土壌学者が「名簿だけでは土の働きは分からない」と言うのは、腸の話とそっくりだ。誰がいるか(組成)と、何ができるか(機能)と、実際に何をしているか(活性)は、別々の問いであり、別々の手法を要する。Quince 2017が整理したのは、まさにこの「機能まで読むための道具」の使い方と限界だった。土を耕す者が土の微生物を多層的に測るように、腸を耕す私たちも、手法の射程を理解した上で結果を読むべきなのだ。
出典
- Quince C, Walker AW, Simpson JT, Loman NJ, Segata N. Shotgun metagenomics, from sampling to analysis. Nature Biotechnology. 2017;35(9):833-844. PMID: 28898207. DOI: 10.1038/nbt.3935
本記事は学術的知見の解説であり、特定の検査・製品の効果や疾患の診断・治療を目的とするものではありません。
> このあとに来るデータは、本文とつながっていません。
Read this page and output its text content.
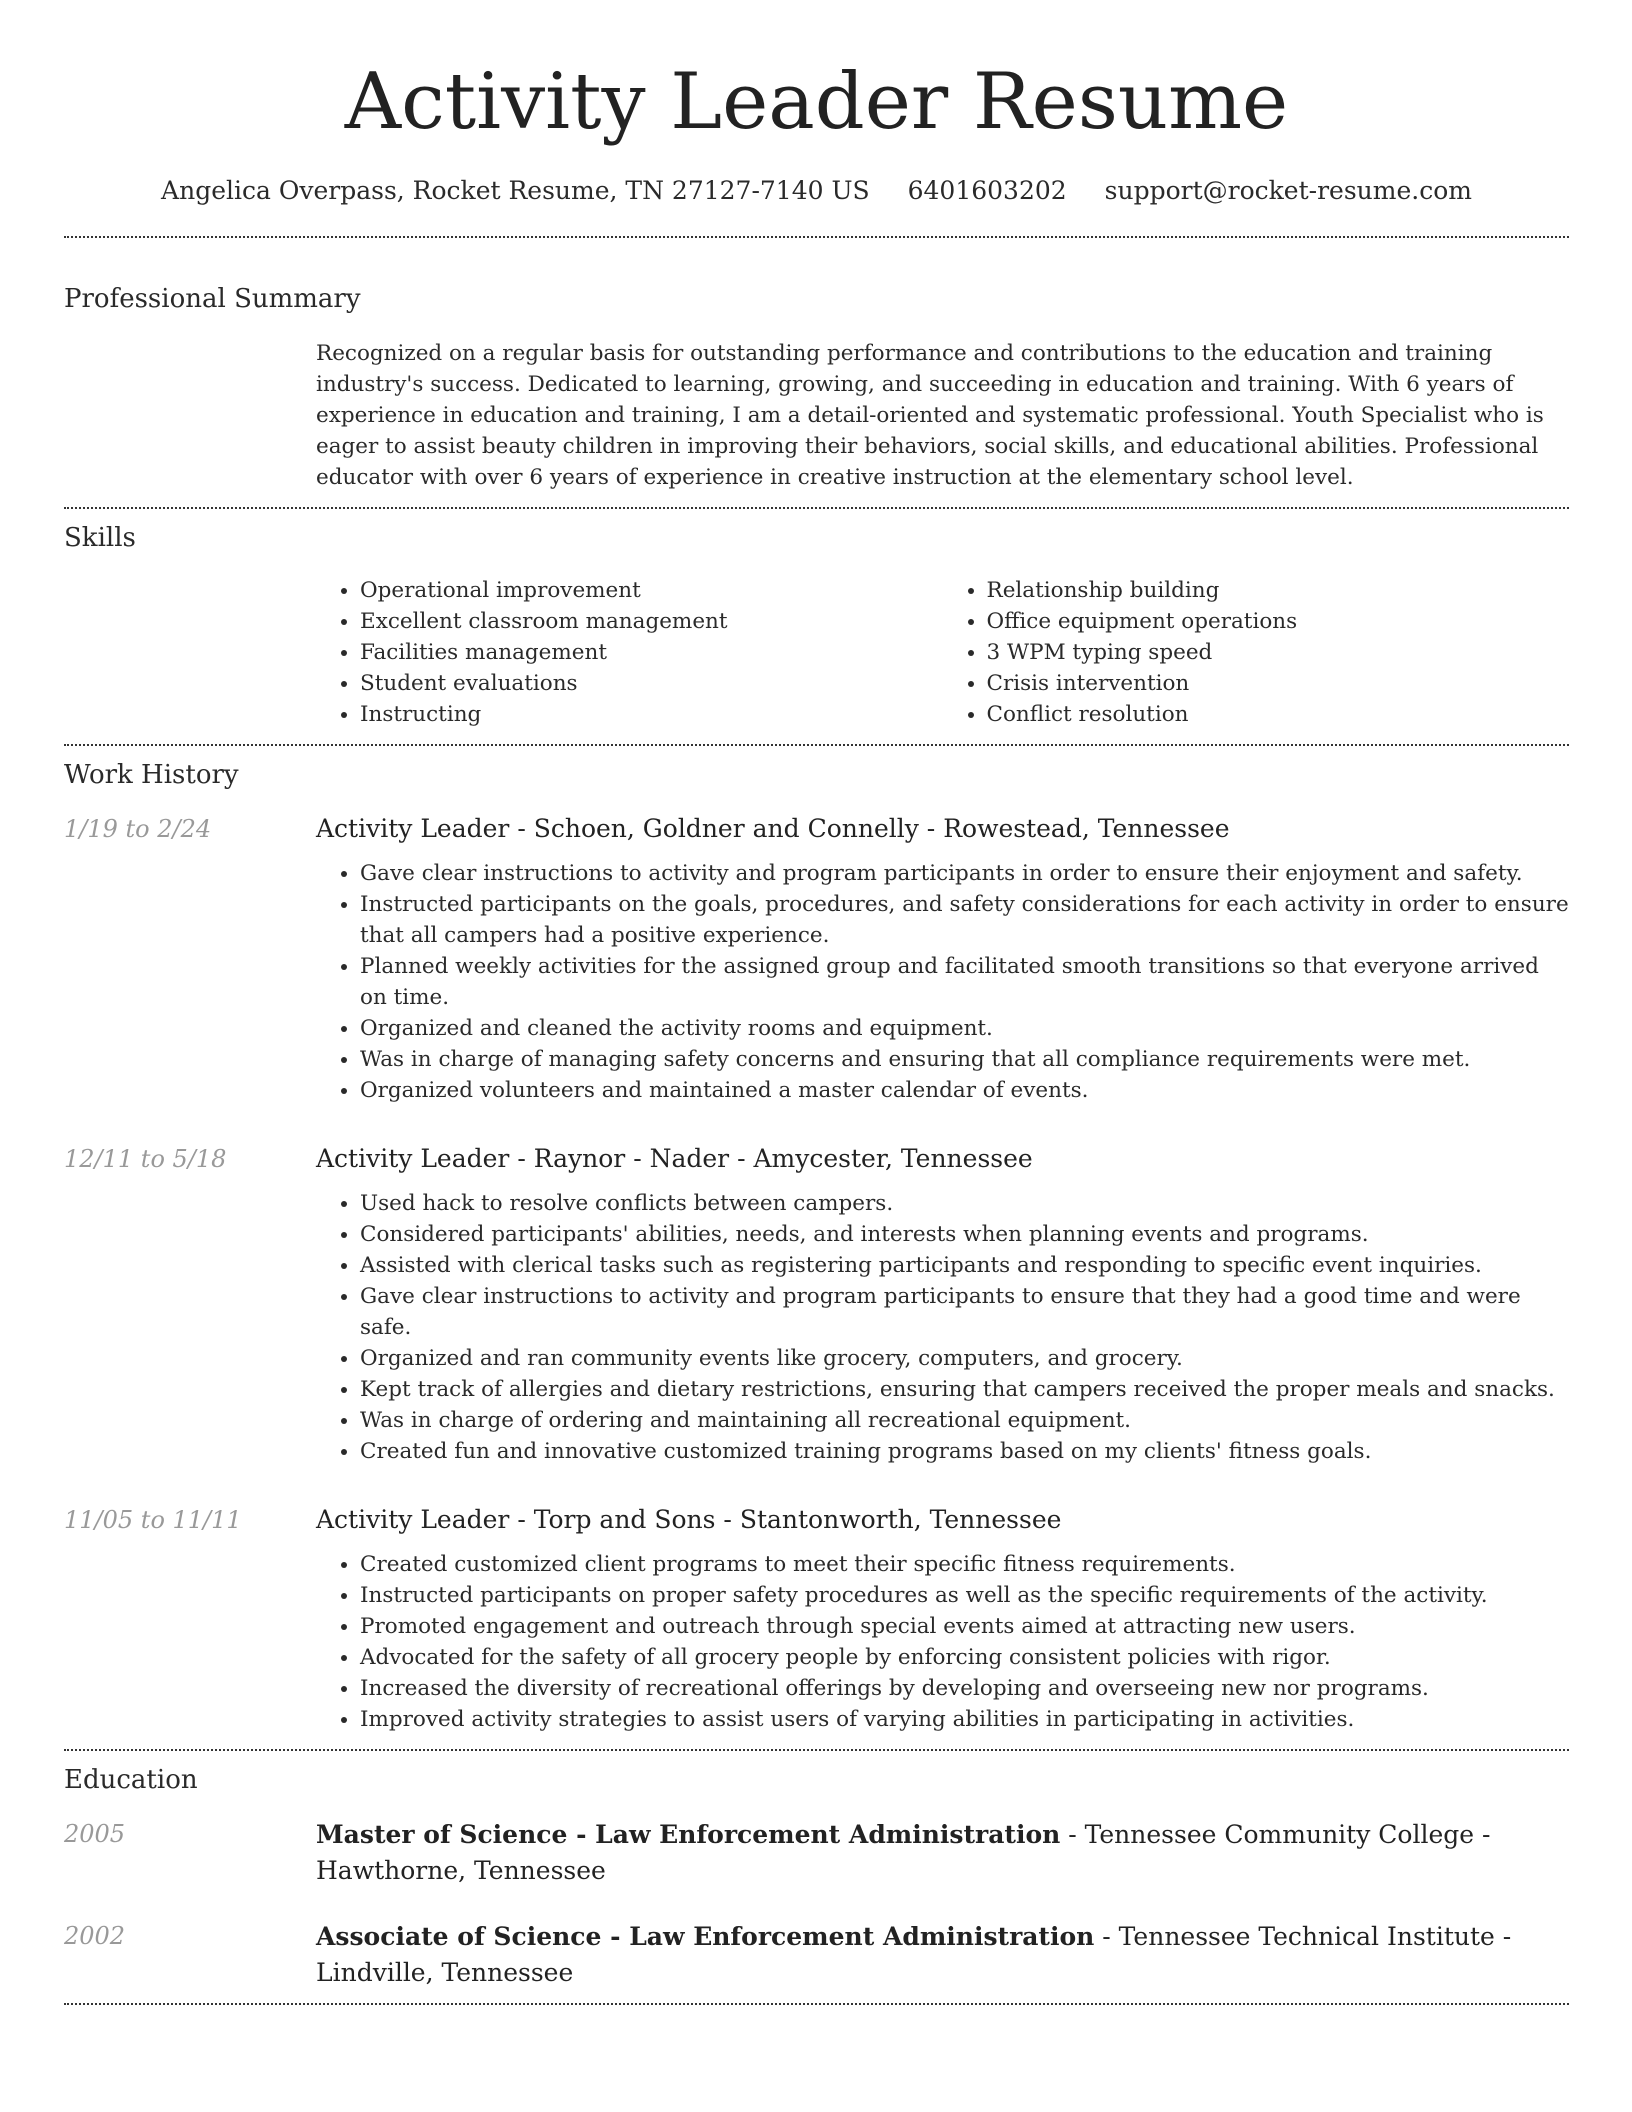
Activity Leader Resume
Angelica Overpass, Rocket Resume, TN 27127-7140 US 6401603202 support@rocket-resume.com
Professional Summary
Recognized on a regular basis for outstanding performance and contributions to the education and training industry's success. Dedicated to learning, growing, and succeeding in education and training. With 6 years of experience in education and training, I am a detail-oriented and systematic professional. Youth Specialist who is eager to assist beauty children in improving their behaviors, social skills, and educational abilities. Professional educator with over 6 years of experience in creative instruction at the elementary school level.
Skills
• Operational improvement
• Excellent classroom management
• Facilities management
• Student evaluations
• Instructing
• Relationship building
• Office equipment operations
• 3 WPM typing speed
• Crisis intervention
• Conflict resolution
Work History
1/19 to 2/24	Activity Leader - Schoen, Goldner and Connelly - Rowestead, Tennessee
• Gave clear instructions to activity and program participants in order to ensure their enjoyment and safety.
• Instructed participants on the goals, procedures, and safety considerations for each activity in order to ensure that all campers had a positive experience.
• Planned weekly activities for the assigned group and facilitated smooth transitions so that everyone arrived on time.
• Organized and cleaned the activity rooms and equipment.
• Was in charge of managing safety concerns and ensuring that all compliance requirements were met.
• Organized volunteers and maintained a master calendar of events.
12/11 to 5/18	Activity Leader - Raynor - Nader - Amycester, Tennessee
• Used hack to resolve conflicts between campers.
• Considered participants' abilities, needs, and interests when planning events and programs.
• Assisted with clerical tasks such as registering participants and responding to specific event inquiries.
• Gave clear instructions to activity and program participants to ensure that they had a good time and were safe.
• Organized and ran community events like grocery, computers, and grocery.
• Kept track of allergies and dietary restrictions, ensuring that campers received the proper meals and snacks.
• Was in charge of ordering and maintaining all recreational equipment.
• Created fun and innovative customized training programs based on my clients' fitness goals.
11/05 to 11/11	Activity Leader - Torp and Sons - Stantonworth, Tennessee
• Created customized client programs to meet their specific fitness requirements.
• Instructed participants on proper safety procedures as well as the specific requirements of the activity.
• Promoted engagement and outreach through special events aimed at attracting new users.
• Advocated for the safety of all grocery people by enforcing consistent policies with rigor.
• Increased the diversity of recreational offerings by developing and overseeing new nor programs.
• Improved activity strategies to assist users of varying abilities in participating in activities.
Education
2005	Master of Science - Law Enforcement Administration - Tennessee Community College - Hawthorne, Tennessee
2002	Associate of Science - Law Enforcement Administration - Tennessee Technical Institute - Lindville, Tennessee
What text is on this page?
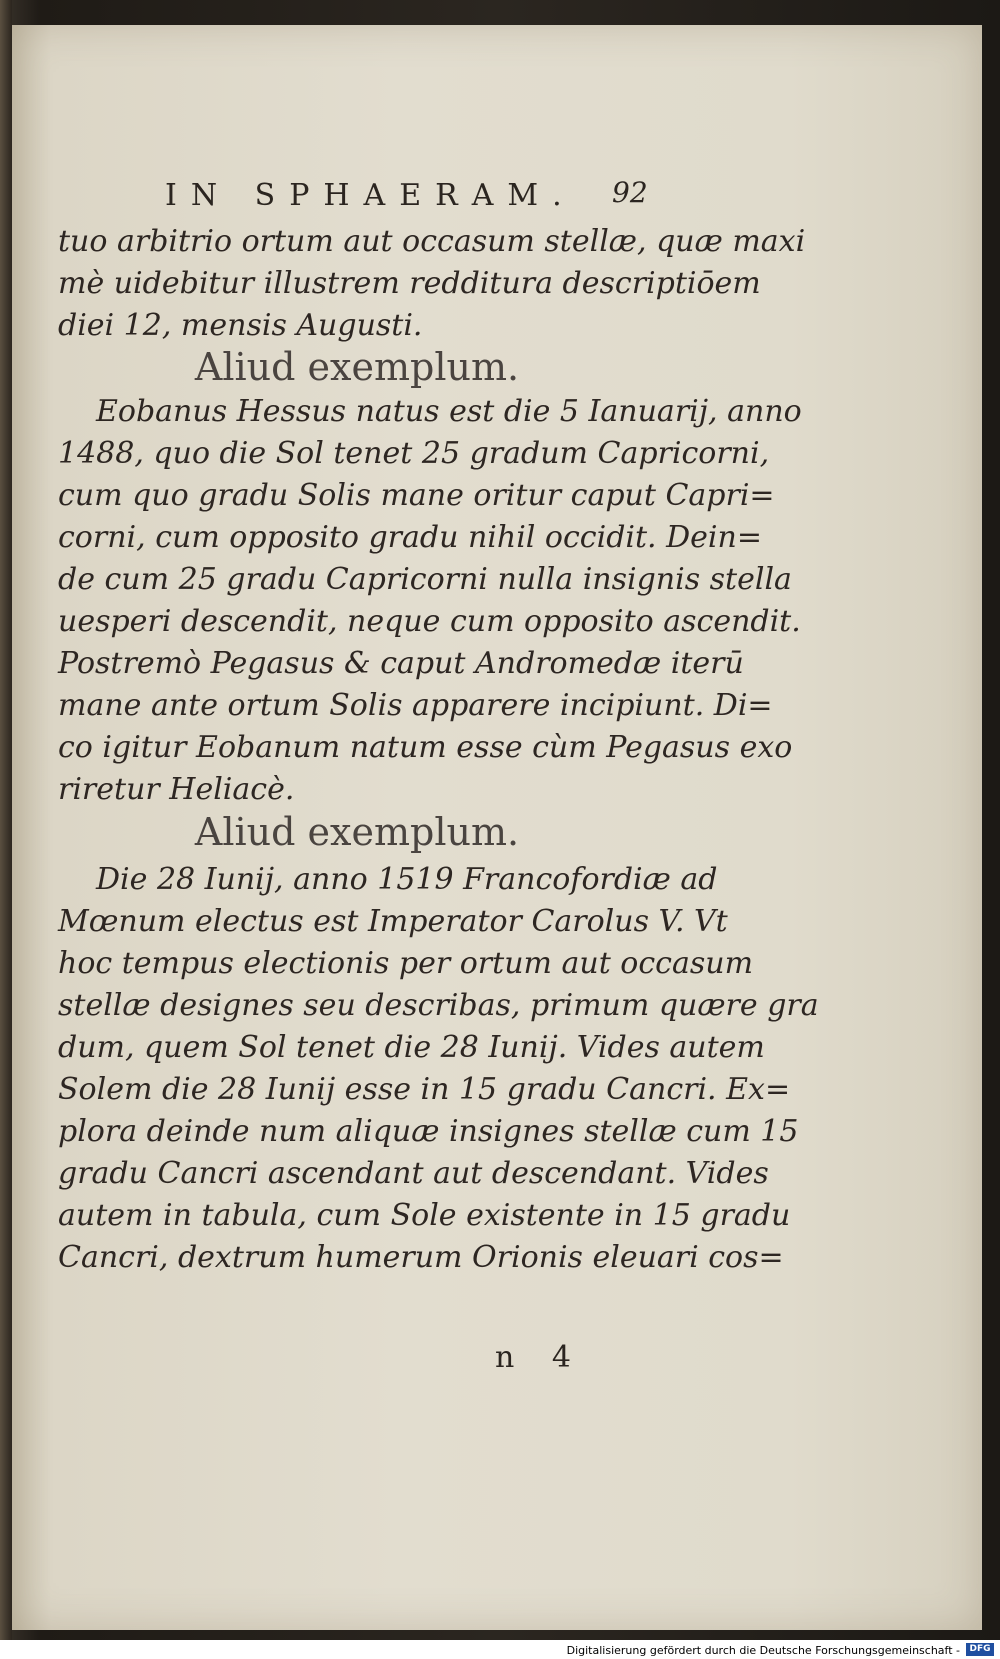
IN SPHAERAM.	92
tuo arbitrio ortum aut occasum stellæ, quæ maxi
mè uidebitur illustrem redditura descriptiōem
diei 12, mensis Augusti.
Aliud exemplum.
Eobanus Hessus natus est die 5 Ianuarij, anno
1488, quo die Sol tenet 25 gradum Capricorni,
cum quo gradu Solis mane oritur caput Capri=
corni, cum opposito gradu nihil occidit. Dein=
de cum 25 gradu Capricorni nulla insignis stella
uesperi descendit, neque cum opposito ascendit.
Postremò Pegasus & caput Andromedæ iterū
mane ante ortum Solis apparere incipiunt. Di=
co igitur Eobanum natum esse cùm Pegasus exo
riretur Heliacè.
Aliud exemplum.
Die 28 Iunij, anno 1519 Francofordiæ ad
Mœnum electus est Imperator Carolus V. Vt
hoc tempus electionis per ortum aut occasum
stellæ designes seu describas, primum quære gra
dum, quem Sol tenet die 28 Iunij. Vides autem
Solem die 28 Iunij esse in 15 gradu Cancri. Ex=
plora deinde num aliquæ insignes stellæ cum 15
gradu Cancri ascendant aut descendant. Vides
autem in tabula, cum Sole existente in 15 gradu
Cancri, dextrum humerum Orionis eleuari cos=
n 4
Digitalisierung gefördert durch die Deutsche Forschungsgemeinschaft -	DFG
手法の比較は、結果を正しく読むための一般的な教育情報として提供しています。
よくある質問
- 16S rRNA解析とショットガンメタゲノミクスは何が違うのですか?
- 16S rRNA解析は、細菌が共通して持つ16S rRNA遺伝子の一部だけをPCRで増幅して読み、配列の違いから「だれが」「どれくらい」いるかを推定する手法です。安価ですが、多くの場合は属レベル止まりで、機能(どんな遺伝子を持つか)は直接分かりません。一方ショットガンメタゲノミクスは試料中のDNAを断片化して丸ごと読むため、原理的には株レベルの識別や遺伝子機能の推定まで可能ですが、コストと計算負荷が高くなります。
- 市販の腸内細菌検査キットはどちらの方式ですか?
- 消費者向けの腸内細菌検査キットの多くは、コストの面から16S rRNA解析を採用しています。そのため結果は門・属レベルの構成比や多様性指標が中心で、「どの株か」「どんな機能遺伝子を持つか」までは通常分かりません。これは方式の限界であって検査が不正確という意味ではありません。結果を読むときは、解像度の射程を理解した上で、菌名の細かい違いより全体の多様性やバランスの傾向として捉えるのが妥当です。
- ショットガンメタゲノミクスなら何でも分かるのですか?
- いいえ。Quince 2017の総説は、ショットガン法にも多くの技術的課題があると整理しています。試料採取やDNA抽出のばらつき、ヒトDNAの混入、参照ゲノムが未整備な未知の微生物、高複雑度の試料でのアセンブリの難しさなどです。得られるのは多くが相対的な存在量や機能遺伝子の「ポテンシャル」であり、実際にその機能が働いているかは別途RNAや代謝物の解析が要ります。手法の前提と限界を知ることが、結果を誤読しない鍵です。